MW-B : Pour commencer, peut-être que vos ingrédients d’origine arrivent avec un nombre plus élevé de bactéries que vos processus peuvent gérer, ou sont contaminés par une souche très résistante. Il s’agit d’un risque particulier avec l’utilisation accrue de protéines végétales, qui apportent une variété plus large et moins familière de bactéries, en particulier de spores, que les ingrédients protéiques plus traditionnels.

De plus, lorsque vous développez un nouveau produit ou modifiez un aliment existant, de nouveaux risques peuvent s’infiltrer. Si vous changez un ingrédient, utilisez un traitement plus doux ou réduisez les conservateurs comme le sel, le sucre, etc., vous pouvez créer une opportunité pour les bactéries de survivre, de se développer et de libérer des toxines.

Prenons l’exemple du remplacement de l’acidification d’un produit par la fermentation. La fermentation est de plus en plus populaire pour les protéines végétales, car elle peut résoudre des problèmes de saveur, de texture, de détérioration, etc. Mais certaines souches de fermentation sont plus lentes à s’acidifier que d’autres. Si votre culture s’acidifie trop lentement, les contaminants bactériens peuvent avoir le temps de se développer et de produire des toxines avant que le pH n’atteigne un niveau qui les tue. Si vous

goutte de nizo

Certaines bactéries lactiques s’acidifient plus rapidement et plus que d’autres. Source de l’image : NIZO

puis testez la présence de bactéries, vous ne trouverez peut-être aucune trace. Mais les toxines sont toujours là, donc le produit n’est pas sûr.

RF Quels types de tests et de modèles peuvent être utilisés pour s’assurer qu’un produit est à l’abri des toxines?

MW-B : Il y a deux approches différentes, selon les circonstances.

Si une contamination s’est produite, vous devez réagir. Tout d’abord, vous pouvez tester non seulement la présence de bactéries, mais aussi des toxines telles que le céréulide hautement résistant à la chaleur, la lichénysine et la surfactine. Ensuite, vous devez déterminer la cause du problème, afin de trouver une solution. L’ingrédient producteur de toxines entre-t-il avec vos ingrédients ou est-il introduit dans votre chaîne de production, par exemple?
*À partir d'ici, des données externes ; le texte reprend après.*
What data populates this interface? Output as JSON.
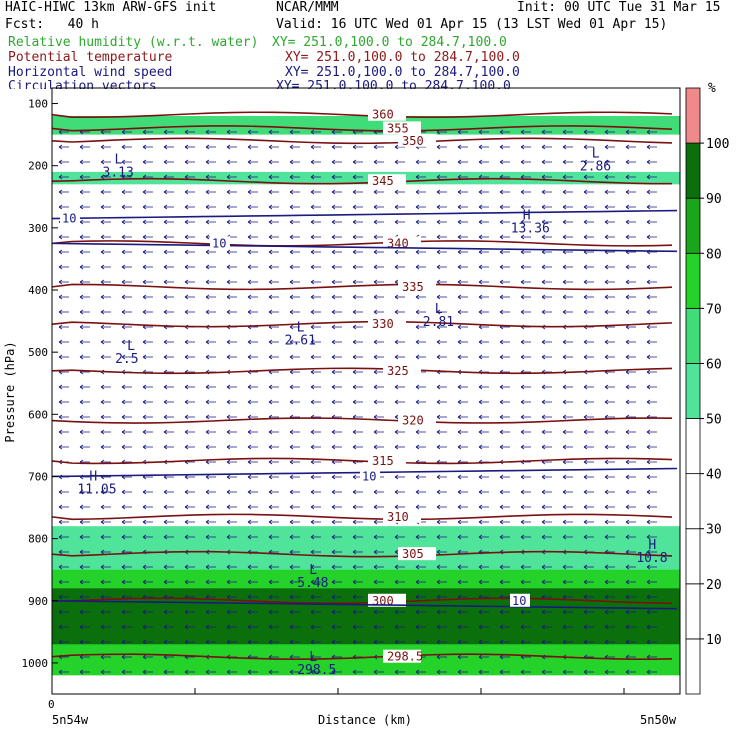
{
  "header": {
    "model": "HAIC-HIWC 13km ARW-GFS init",
    "center": "NCAR/MMM",
    "init": "Init: 00 UTC Tue 31 Mar 15",
    "fcst": "Fcst:   40 h",
    "valid": "Valid: 16 UTC Wed 01 Apr 15 (13 LST Wed 01 Apr 15)",
    "fields": [
      {
        "name": "Relative humidity (w.r.t. water)",
        "xy": "XY= 251.0,100.0 to 284.7,100.0",
        "color": "#2ea82e"
      },
      {
        "name": "Potential temperature",
        "xy": "XY= 251.0,100.0 to 284.7,100.0",
        "color": "#8b1a1a"
      },
      {
        "name": "Horizontal wind speed",
        "xy": "XY= 251.0,100.0 to 284.7,100.0",
        "color": "#1a1a80"
      },
      {
        "name": "Circulation vectors",
        "xy": "XY= 251.0,100.0 to 284.7,100.0",
        "color": "#1a1a80"
      }
    ]
  },
  "chart_data": {
    "type": "heatmap",
    "title": "Relative humidity (w.r.t. water)",
    "xlabel": "Distance (km)",
    "ylabel": "Pressure (hPa)",
    "x_start_label": "5n54w",
    "x_end_label": "5n50w",
    "x_zero_label": "0",
    "yticks": [
      100,
      200,
      300,
      400,
      500,
      600,
      700,
      800,
      900,
      1000
    ],
    "ylim": [
      1050,
      75
    ],
    "colorbar": {
      "unit": "%",
      "levels": [
        10,
        20,
        30,
        40,
        50,
        60,
        70,
        80,
        90,
        100
      ],
      "colors": [
        "#ffffff",
        "#ffffff",
        "#ffffff",
        "#ffffff",
        "#ffffff",
        "#50e39a",
        "#40dc78",
        "#25d22a",
        "#1aa51a",
        "#0b700b",
        "#f08a8a"
      ]
    },
    "rh_layers": [
      {
        "pressure": [
          150,
          120
        ],
        "rh": 60
      },
      {
        "pressure": [
          230,
          210
        ],
        "rh": 55
      },
      {
        "pressure": [
          870,
          780
        ],
        "rh": 55
      },
      {
        "pressure": [
          1010,
          850
        ],
        "rh": 75
      },
      {
        "pressure": [
          970,
          880
        ],
        "rh": 90
      },
      {
        "pressure": [
          1020,
          990
        ],
        "rh": 70
      }
    ],
    "theta_contours": [
      {
        "label": "360",
        "pressure": 118
      },
      {
        "label": "355",
        "pressure": 140
      },
      {
        "label": "350",
        "pressure": 160
      },
      {
        "label": "345",
        "pressure": 225
      },
      {
        "label": "340",
        "pressure": 325
      },
      {
        "label": "335",
        "pressure": 395
      },
      {
        "label": "330",
        "pressure": 455
      },
      {
        "label": "325",
        "pressure": 530
      },
      {
        "label": "320",
        "pressure": 610
      },
      {
        "label": "315",
        "pressure": 675
      },
      {
        "label": "310",
        "pressure": 765
      },
      {
        "label": "305",
        "pressure": 825
      },
      {
        "label": "300",
        "pressure": 900
      },
      {
        "label": "298.5",
        "pressure": 990
      }
    ],
    "wind_contours": [
      {
        "label": "10",
        "pressure": 285
      },
      {
        "label": "10",
        "pressure": 325
      },
      {
        "label": "10",
        "pressure": 700
      },
      {
        "label": "10",
        "pressure": 900
      }
    ],
    "extrema": [
      {
        "kind": "L",
        "value": "3.13",
        "x_frac": 0.09,
        "pressure": 200
      },
      {
        "kind": "L",
        "value": "2.86",
        "x_frac": 0.85,
        "pressure": 190
      },
      {
        "kind": "H",
        "value": "13.36",
        "x_frac": 0.74,
        "pressure": 290
      },
      {
        "kind": "L",
        "value": "2.81",
        "x_frac": 0.6,
        "pressure": 440
      },
      {
        "kind": "L",
        "value": "2.61",
        "x_frac": 0.38,
        "pressure": 470
      },
      {
        "kind": "L",
        "value": "2.5",
        "x_frac": 0.11,
        "pressure": 500
      },
      {
        "kind": "H",
        "value": "11.05",
        "x_frac": 0.05,
        "pressure": 710
      },
      {
        "kind": "H",
        "value": "10.8",
        "x_frac": 0.94,
        "pressure": 820
      },
      {
        "kind": "L",
        "value": "5.48",
        "x_frac": 0.4,
        "pressure": 860
      },
      {
        "kind": "L",
        "value": "298.5",
        "x_frac": 0.4,
        "pressure": 1000
      }
    ]
  }
}
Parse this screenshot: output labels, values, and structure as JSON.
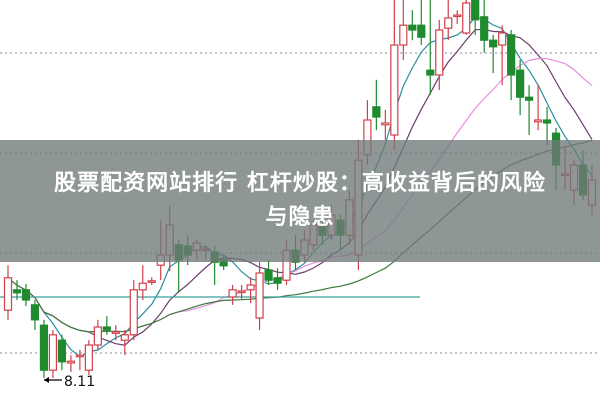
{
  "title_line1": "股票配资网站排行 杠杆炒股：高收益背后的风险",
  "title_line2": "与隐患",
  "chart_data": {
    "type": "candlestick",
    "low_label": "8.11",
    "grid": "dotted horizontal",
    "colors": {
      "up": "#d0404a",
      "down": "#1f8a2e",
      "ma_short": "#2a8f9f",
      "ma_mid": "#6b3d6b",
      "ma_long": "#e58fe0",
      "ma_longer": "#3d7a3d",
      "ma_flat": "#3aa09a"
    },
    "candles_ohlc": [
      [
        9.24,
        9.99,
        9.08,
        9.78
      ],
      [
        9.58,
        9.74,
        9.41,
        9.53
      ],
      [
        9.58,
        9.68,
        9.31,
        9.41
      ],
      [
        9.33,
        9.41,
        8.91,
        9.08
      ],
      [
        8.99,
        9.08,
        8.11,
        8.24
      ],
      [
        8.24,
        8.91,
        8.11,
        8.83
      ],
      [
        8.74,
        8.83,
        8.24,
        8.38
      ],
      [
        8.36,
        8.49,
        8.21,
        8.39
      ],
      [
        8.47,
        8.58,
        8.24,
        8.49
      ],
      [
        8.24,
        8.74,
        8.16,
        8.66
      ],
      [
        8.66,
        9.08,
        8.58,
        8.96
      ],
      [
        8.96,
        9.14,
        8.83,
        8.91
      ],
      [
        8.86,
        8.99,
        8.74,
        8.88
      ],
      [
        8.74,
        8.91,
        8.49,
        8.83
      ],
      [
        8.83,
        9.74,
        8.74,
        9.58
      ],
      [
        9.58,
        9.99,
        9.41,
        9.69
      ],
      [
        9.71,
        9.79,
        9.66,
        9.73
      ],
      [
        9.99,
        10.74,
        9.74,
        10.16
      ],
      [
        10.16,
        10.99,
        9.89,
        10.66
      ],
      [
        10.33,
        10.41,
        9.53,
        10.08
      ],
      [
        10.31,
        10.49,
        9.99,
        10.16
      ],
      [
        10.24,
        10.41,
        10.08,
        10.36
      ],
      [
        10.24,
        10.33,
        10.08,
        10.26
      ],
      [
        10.21,
        10.31,
        9.66,
        10.04
      ],
      [
        10.08,
        10.16,
        9.91,
        9.98
      ],
      [
        9.46,
        9.66,
        9.33,
        9.58
      ],
      [
        9.54,
        9.66,
        9.41,
        9.56
      ],
      [
        9.58,
        9.79,
        9.36,
        9.66
      ],
      [
        9.11,
        10.04,
        8.91,
        9.86
      ],
      [
        9.91,
        10.08,
        9.66,
        9.74
      ],
      [
        9.78,
        9.94,
        9.58,
        9.69
      ],
      [
        9.74,
        10.41,
        9.66,
        10.24
      ],
      [
        10.24,
        10.49,
        9.91,
        10.04
      ],
      [
        10.16,
        10.58,
        10.04,
        10.41
      ],
      [
        10.33,
        10.74,
        10.24,
        10.66
      ],
      [
        10.66,
        10.83,
        10.33,
        10.49
      ],
      [
        10.49,
        10.99,
        10.41,
        10.83
      ],
      [
        10.74,
        10.83,
        10.24,
        10.49
      ],
      [
        10.49,
        11.24,
        10.33,
        11.08
      ],
      [
        10.16,
        12.08,
        9.91,
        11.74
      ],
      [
        11.83,
        12.74,
        11.66,
        12.41
      ],
      [
        12.63,
        13.08,
        12.24,
        12.46
      ],
      [
        12.33,
        12.58,
        12.08,
        12.36
      ],
      [
        12.16,
        14.41,
        11.91,
        13.66
      ],
      [
        13.66,
        14.41,
        13.41,
        13.99
      ],
      [
        13.99,
        14.24,
        13.74,
        13.91
      ],
      [
        13.99,
        14.41,
        13.66,
        13.79
      ],
      [
        13.24,
        14.41,
        12.83,
        13.16
      ],
      [
        13.16,
        14.08,
        12.91,
        13.91
      ],
      [
        13.94,
        14.41,
        13.74,
        14.11
      ],
      [
        14.14,
        14.24,
        14.01,
        14.16
      ],
      [
        13.86,
        14.41,
        13.83,
        14.36
      ],
      [
        14.41,
        14.41,
        13.83,
        14.08
      ],
      [
        14.13,
        14.41,
        13.53,
        13.74
      ],
      [
        13.74,
        13.83,
        13.19,
        13.63
      ],
      [
        13.66,
        13.99,
        12.99,
        13.86
      ],
      [
        13.83,
        13.91,
        12.74,
        13.16
      ],
      [
        13.24,
        13.41,
        12.49,
        12.79
      ],
      [
        12.79,
        12.99,
        12.16,
        12.74
      ],
      [
        12.38,
        12.99,
        12.24,
        12.41
      ],
      [
        12.41,
        12.63,
        11.99,
        12.36
      ],
      [
        12.19,
        12.28,
        11.24,
        11.66
      ],
      [
        11.49,
        11.99,
        11.24,
        11.51
      ],
      [
        11.24,
        11.74,
        10.99,
        11.66
      ],
      [
        11.66,
        11.91,
        11.08,
        11.16
      ],
      [
        10.99,
        11.66,
        10.83,
        11.41
      ]
    ]
  }
}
L’identification de la souche spécifique de bactéries peut aider. S’il ne s’agit pas d’une souche super résistante à la chaleur qui pourrait survivre à votre traitement, une contamination devait se produire après votre traitement thermique. Cela vous permet de concentrer vos efforts sur votre ligne de production. D’autre part, s’il s’agit d’un spore qui a réussi à survivre aux traitements thermiques, il existe différentes façons de réagir.

L’autre situation est lorsque vous créez quelque chose de nouveau ou changez quelque chose dans votre produit ou processus. Vous pouvez inclure la sécurité des toxines à chaque étape de la conception de votre produit. Les modèles prédictifs microbiens peuvent évaluer le risque de survie, de croissance et de production de toxines des bactéries pendant la fabrication et tout au long de la durée de conservation de votre produit.  Cela peut inclure des tests avec de vraies souches bactériennes, pour voir comment elles fonctionnent dans des conditions réelles de stockage ou de traitement. Dans le cas des producteurs de toxines, il ne s’agit pas seulement d’une excroissance, mais de déterminer si les bactéries ont la possibilité de libérer des quantités dangereuses de toxines.

Il existe une énorme diversité de bactéries et de souches bactériennes, ainsi que dans les comportements de ces micro-organismes vivants. Cela fait de la sécurité alimentaire un défi complexe pour les producteurs d’aliments, allant bien au-delà de la vérification de la présence d’agents pathogènes ou de spoilers courants. Mais avec une meilleure compréhension des bactéries et des risques qu’elles créent, vous pouvez prendre des mesures spécifiques pour assurer une chaîne alimentaire sûre pour les consommateurs.

Dans notre prochaine chronique, nous discuterons des aspects sensoriels du développement de produits alimentaires nouveaux et améliorés.